Re: speed up a logical replica setup - Mailing list pgsql-hackers
| From | Tomas Vondra |
|---|---|
| Subject | Re: speed up a logical replica setup |
| Date | |
| Msg-id | 47524383-6fd1-4b13-8c4e-fb918b1d35ba@enterprisedb.com Whole thread Raw |
| In response to | Re: speed up a logical replica setup ("Euler Taveira" <euler@eulerto.com>) |
| Responses |
Re: speed up a logical replica setup
|
| List | pgsql-hackers |
On 3/26/24 03:53, Euler Taveira wrote:
> On Mon, Mar 25, 2024, at 1:06 PM, Hayato Kuroda (Fujitsu) wrote:
>> ## Analysis for failure 1
>>
>> The failure caused by a time lag between walreceiver finishes and pg_is_in_recovery()
>> returns true.
>>
>> According to the output [1], it seems that the tool failed at wait_for_end_recovery()
>> with the message "standby server disconnected from the primary". Also, lines
>> "redo done at..." and "terminating walreceiver process due to administrator command"
>> meant that walreceiver was requested to shut down by XLogShutdownWalRcv().
>>
>> According to the source, we confirm that walreceiver is shut down in
>> StartupXLOG()->FinishWalRecovery()->XLogShutdownWalRcv().
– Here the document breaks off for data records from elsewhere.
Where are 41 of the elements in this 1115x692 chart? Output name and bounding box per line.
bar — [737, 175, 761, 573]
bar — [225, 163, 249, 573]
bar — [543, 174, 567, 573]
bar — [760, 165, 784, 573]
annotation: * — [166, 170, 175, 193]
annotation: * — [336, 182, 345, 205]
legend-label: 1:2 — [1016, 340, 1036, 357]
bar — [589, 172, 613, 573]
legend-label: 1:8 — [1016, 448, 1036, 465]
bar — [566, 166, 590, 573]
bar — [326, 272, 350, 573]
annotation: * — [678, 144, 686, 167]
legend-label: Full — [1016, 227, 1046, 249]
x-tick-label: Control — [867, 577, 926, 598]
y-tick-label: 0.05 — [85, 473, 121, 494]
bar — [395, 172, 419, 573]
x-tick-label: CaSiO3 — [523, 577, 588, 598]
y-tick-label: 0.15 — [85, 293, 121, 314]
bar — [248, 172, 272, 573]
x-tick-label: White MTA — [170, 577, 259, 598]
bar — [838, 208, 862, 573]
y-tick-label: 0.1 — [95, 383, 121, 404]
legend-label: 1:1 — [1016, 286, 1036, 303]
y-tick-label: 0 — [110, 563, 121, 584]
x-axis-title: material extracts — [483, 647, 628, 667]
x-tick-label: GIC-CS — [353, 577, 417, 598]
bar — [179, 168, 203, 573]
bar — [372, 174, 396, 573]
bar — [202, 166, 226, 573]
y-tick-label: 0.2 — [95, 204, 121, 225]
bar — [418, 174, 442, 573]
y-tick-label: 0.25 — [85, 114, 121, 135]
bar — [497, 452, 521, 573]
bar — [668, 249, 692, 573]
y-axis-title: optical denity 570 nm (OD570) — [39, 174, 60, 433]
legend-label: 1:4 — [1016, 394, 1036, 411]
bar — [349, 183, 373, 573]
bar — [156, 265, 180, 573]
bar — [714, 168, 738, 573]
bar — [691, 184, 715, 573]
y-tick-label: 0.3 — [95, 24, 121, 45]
Also, SharedRecoveryState
>> is changed to RECOVERY_STATE_DONE (this meant the pg_is_in_recovery() return true)
>> at the latter part of StartupXLOG().
>>
>> So, if there is a delay between FinishWalRecovery() and change the state, the check
>> in wait_for_end_recovery() would be failed during the time. Since we allow to miss
>> the walreceiver 10 times and it is checked once per second, the failure occurs if
>> the time lag is longer than 10 seconds.
>>
>> I do not have a good way to fix it. One approach is make NUM_CONN_ATTEMPTS larger,
>> but it's not a fundamental solution.
>
> I was expecting that slow hosts might have issues in wait_for_end_recovery().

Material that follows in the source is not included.